Ketika kemarin satu tangga aku telah naik dengan senyum dan renungan, maka hari ini apakah tetap tersenyum atau air mata. Namun doa terbaik dibutuh tabah dalam menambah cerita semesta. Karena pulau pesona menawan hati sedang menanti. Tapi belum juga aku sampai di dermaga tempat berdirimu. Tataplah aku wahai penyejuk hati, biar kebahagianmu bersama semesta yang menyulam intaian gemuruh doa setiap kaki ini melangkah. Apakah iklasmu dalam bisikan kata suara yang dikirim? Atau masih ada jelmaan lain dalam diriku?
Jika memang masih ada jelmaan dalam diriku, maka kukira butuh waktu untuk menghilangkan ingatanmu tentang pulau lama. Bukan juga aku ingin segera ingatanmu hilang begitu saja. Akan tetapi, masa lalumu bagian dari sejarah panjang penuh dendam dan pelajaran berharga. Maka ambillah pelajaran menawan sukma menambah laju berpikir. Biar jalan menelusuri arus gelombang kehidupan tetap dinikmati tanpa keluh. Sebab, mengeluh sebagai dasar berdiri, maka kebosanan dan pasrah menyayat-nyayat semangat lalu terpola menjadi tak berdaya menghadap tantangan zaman.
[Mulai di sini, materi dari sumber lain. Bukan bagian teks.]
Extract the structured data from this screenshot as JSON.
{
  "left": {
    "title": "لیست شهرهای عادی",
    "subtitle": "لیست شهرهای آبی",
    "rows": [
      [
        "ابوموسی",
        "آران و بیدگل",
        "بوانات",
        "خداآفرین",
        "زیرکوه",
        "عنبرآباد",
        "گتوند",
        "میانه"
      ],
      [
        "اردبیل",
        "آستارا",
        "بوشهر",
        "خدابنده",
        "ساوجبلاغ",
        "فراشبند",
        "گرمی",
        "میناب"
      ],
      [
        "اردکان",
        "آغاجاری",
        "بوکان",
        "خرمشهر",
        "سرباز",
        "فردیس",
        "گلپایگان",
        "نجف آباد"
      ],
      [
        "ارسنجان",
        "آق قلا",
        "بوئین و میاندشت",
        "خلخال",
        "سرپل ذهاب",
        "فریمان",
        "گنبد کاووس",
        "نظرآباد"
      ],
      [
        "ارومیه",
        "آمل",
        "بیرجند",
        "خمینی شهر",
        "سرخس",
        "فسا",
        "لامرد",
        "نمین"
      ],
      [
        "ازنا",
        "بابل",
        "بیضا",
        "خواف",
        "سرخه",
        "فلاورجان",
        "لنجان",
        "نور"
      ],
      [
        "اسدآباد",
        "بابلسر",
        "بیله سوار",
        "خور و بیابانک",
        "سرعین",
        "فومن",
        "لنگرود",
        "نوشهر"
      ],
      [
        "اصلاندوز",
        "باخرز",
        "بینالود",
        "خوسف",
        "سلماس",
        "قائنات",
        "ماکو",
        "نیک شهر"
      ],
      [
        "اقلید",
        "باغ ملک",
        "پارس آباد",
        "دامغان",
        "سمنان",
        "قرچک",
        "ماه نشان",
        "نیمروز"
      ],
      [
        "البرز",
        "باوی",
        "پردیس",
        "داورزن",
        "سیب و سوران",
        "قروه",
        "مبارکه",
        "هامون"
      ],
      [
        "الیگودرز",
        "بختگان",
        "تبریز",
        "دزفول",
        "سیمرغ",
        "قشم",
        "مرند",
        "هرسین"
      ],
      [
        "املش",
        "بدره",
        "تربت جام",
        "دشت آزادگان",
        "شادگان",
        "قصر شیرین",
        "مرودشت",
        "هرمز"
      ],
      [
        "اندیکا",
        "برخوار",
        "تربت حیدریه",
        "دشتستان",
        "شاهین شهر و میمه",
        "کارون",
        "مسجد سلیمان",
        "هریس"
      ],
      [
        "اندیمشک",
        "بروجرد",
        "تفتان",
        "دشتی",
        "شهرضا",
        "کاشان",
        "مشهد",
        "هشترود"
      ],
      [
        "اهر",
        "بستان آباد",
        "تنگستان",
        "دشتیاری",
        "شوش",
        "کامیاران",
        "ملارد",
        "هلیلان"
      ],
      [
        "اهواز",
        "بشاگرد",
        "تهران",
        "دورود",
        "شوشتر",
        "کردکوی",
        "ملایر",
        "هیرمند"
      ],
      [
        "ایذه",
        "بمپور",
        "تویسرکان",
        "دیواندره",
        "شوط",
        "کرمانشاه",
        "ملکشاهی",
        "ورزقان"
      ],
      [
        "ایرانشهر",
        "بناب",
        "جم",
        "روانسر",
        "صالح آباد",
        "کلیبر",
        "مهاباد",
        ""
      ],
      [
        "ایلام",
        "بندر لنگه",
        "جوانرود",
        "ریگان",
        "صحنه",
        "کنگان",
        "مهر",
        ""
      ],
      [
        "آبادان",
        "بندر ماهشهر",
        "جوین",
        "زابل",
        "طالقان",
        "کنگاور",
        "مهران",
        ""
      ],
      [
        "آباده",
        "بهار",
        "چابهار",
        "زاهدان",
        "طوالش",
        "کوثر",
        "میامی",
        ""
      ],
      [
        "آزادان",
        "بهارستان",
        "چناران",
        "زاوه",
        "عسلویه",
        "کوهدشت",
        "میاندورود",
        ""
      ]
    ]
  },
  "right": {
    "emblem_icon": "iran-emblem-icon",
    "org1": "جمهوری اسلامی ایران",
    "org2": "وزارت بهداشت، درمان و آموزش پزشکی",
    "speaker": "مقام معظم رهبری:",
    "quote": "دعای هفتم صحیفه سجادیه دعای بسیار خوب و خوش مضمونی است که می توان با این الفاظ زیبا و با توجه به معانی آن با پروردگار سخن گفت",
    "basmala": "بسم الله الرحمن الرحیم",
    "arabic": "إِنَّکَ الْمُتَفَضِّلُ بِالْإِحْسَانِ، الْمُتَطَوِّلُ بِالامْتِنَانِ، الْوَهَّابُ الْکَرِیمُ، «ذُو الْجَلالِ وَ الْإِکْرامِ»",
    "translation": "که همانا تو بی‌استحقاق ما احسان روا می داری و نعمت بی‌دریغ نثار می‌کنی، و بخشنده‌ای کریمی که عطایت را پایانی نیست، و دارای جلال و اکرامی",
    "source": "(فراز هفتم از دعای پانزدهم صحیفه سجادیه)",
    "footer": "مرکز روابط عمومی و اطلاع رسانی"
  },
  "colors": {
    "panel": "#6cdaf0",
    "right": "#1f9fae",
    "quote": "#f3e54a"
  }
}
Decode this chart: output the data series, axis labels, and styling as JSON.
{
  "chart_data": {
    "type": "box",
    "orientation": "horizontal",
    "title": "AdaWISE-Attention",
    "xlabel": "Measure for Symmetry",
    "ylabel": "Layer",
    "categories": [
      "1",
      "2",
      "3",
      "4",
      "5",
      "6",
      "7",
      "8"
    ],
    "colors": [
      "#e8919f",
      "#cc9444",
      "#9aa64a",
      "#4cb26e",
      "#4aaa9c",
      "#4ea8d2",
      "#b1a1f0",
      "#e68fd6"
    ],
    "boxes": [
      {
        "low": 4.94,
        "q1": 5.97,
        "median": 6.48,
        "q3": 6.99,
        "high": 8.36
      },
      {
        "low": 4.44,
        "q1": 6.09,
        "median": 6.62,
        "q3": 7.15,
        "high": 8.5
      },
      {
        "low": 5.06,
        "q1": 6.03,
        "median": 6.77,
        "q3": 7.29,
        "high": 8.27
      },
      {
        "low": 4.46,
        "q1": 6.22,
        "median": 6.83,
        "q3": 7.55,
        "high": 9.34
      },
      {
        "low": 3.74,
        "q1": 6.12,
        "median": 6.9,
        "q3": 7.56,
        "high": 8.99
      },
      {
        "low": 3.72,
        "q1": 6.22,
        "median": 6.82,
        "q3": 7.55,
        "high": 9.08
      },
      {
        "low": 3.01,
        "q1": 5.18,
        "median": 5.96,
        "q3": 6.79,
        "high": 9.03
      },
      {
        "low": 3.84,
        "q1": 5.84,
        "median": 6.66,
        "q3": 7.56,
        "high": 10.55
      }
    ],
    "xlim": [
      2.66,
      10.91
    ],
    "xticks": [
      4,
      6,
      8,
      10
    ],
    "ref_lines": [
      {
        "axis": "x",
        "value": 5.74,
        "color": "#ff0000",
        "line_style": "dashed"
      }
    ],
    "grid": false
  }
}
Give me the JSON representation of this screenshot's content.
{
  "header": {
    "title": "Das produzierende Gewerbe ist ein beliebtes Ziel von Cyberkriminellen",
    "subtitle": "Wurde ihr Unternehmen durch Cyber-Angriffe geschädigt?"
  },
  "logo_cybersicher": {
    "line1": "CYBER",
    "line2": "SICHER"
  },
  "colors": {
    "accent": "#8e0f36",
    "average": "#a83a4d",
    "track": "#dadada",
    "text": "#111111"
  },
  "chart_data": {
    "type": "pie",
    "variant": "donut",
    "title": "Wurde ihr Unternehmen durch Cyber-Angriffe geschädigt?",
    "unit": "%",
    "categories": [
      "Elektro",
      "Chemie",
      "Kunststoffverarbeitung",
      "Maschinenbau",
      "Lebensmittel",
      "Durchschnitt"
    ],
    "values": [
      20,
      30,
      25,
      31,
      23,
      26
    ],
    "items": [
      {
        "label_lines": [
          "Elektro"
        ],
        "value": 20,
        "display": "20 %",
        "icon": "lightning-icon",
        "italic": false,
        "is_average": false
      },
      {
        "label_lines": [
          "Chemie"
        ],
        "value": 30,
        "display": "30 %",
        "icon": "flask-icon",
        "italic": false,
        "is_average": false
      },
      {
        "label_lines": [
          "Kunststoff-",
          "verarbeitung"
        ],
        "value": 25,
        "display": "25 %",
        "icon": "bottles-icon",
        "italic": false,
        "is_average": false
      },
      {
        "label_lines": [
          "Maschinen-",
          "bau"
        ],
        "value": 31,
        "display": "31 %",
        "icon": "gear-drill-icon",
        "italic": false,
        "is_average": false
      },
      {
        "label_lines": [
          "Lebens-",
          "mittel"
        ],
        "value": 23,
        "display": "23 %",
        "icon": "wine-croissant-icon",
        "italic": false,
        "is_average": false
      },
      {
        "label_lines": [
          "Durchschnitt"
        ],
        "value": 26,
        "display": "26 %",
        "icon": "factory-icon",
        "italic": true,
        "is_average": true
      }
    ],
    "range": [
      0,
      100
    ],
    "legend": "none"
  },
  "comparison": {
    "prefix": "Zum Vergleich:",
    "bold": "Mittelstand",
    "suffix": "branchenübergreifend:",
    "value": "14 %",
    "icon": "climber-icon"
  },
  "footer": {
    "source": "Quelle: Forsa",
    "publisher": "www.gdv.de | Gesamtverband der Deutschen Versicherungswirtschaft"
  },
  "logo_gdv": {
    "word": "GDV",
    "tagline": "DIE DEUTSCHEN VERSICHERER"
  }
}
Apalagi zaman semakin memanjakan banyak raga. Aku jadi takut kala dirimu terjebak menjadi manusia yang lupa diri, lupa tugas sebagai generasi pembenah, dan lalai pada arah gerak perubahan. Lalu, untuk apa diberikan nafas dan raga? Apakah hanya menikmati semerbak harum mewangi, menghirup udara yang berpolusi, dan menjelma jadi manusia yang lupa pada kepentingan banyak orang. Bukankah perjuangan adalah kesamaan antara kau dan aku? Sehingga cinta pun kita memaknai sebagai 'perjuangan' tanpa protes.
Ketika kata 'protes' sering kutemui di jalan-jalan, sambil para massa aksi menyanyikan lagu-lagu perjuangan. Dengan gagah berani para demonstran memberi nada kritis atas kebijakan pemerintah yang tak pro terhadap rakyat. Semoga kau dan golonganmu tak mengganggap miring tentang demonstrasi. Karena mereka rela kucurkan darah, keringat, dan suara melawan senjata yang dikalungkan di leher para aparat berdiri berjejer. Seolah-olah, suara lewat corong megafon dibendung dengan peluru emas. Lalu kemana hak kita sebagai warga negara? Atau kau memilih diam untuk melihat pebindasan? Ternyata, dunia kebebasan suara pun direnggus oleh kepentingan golongan. Hingga menggunakan rupiah menghambur menutup mulut.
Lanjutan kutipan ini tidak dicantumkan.